Le moment décisif n'est pas arrivé avec une explosion cinématographique mais avec une réalisation humaine : le chemin prédit avait été conduit trop bas trop longtemps. La solution de navigation avait dérivé suffisamment loin pour que la sonde spatiale approche Mars différemment de ce qui était prévu. Dans le langage de l'enquête officielle, la cause la plus probable était un échec à utiliser des unités métriques dans l'interface logicielle entre l'équipe de la sonde spatiale et l'équipe de navigation. Cette constatation serait plus tard énoncée avec une clarté bureaucratique, mais dans l'heure précédant l'insertion en orbite, c'était encore un puzzle assemblé à partir de signes d'alerte.

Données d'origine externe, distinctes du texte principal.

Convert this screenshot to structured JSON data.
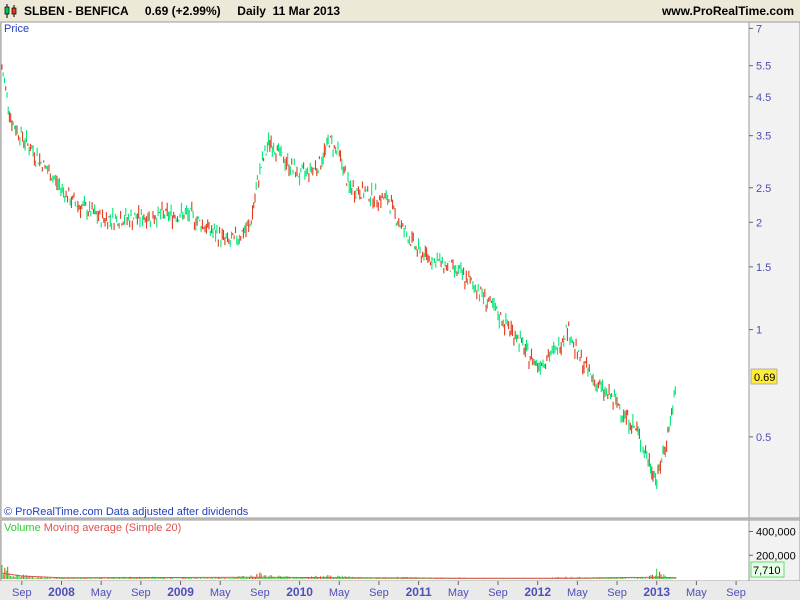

Dans les suites de l'événement, l'image judiciaire est devenue plus nette que ce qu'elle avait été sur le plan opérationnel. Les conclusions du conseil ont clairement montré qu'il ne s'agissait pas d'un mystère d'échec de propulsion ou d'un événement planétaire inattendu. C'était un échec de système, un qui avait été porté à travers des hypothèses de conception, le formatage des données et les processus de révision. La machinerie institutionnelle d'une mission majeure avait fonctionné dans le sens où elle traitait l'information, mais elle n'avait pas fonctionné dans le sens où elle saisissait la signification de cette information. Les signes d'alerte avaient été présents dans les produits de trajectoire et les résidus de navigation, mais ils n'avaient pas été convertis en une alarme pleinement reconnue avant qu'il ne soit trop tard.

Dans le contrôle de mission, l'approche finale portait la surface calme de la routine et le pouls caché du risque. La sonde spatiale n'était pas encore entrée dans l'atmosphère. Le piège avait déjà été tendu par les chiffres. L'instant de la catastrophe arriverait lorsque ces chiffres rencontreraient la planète.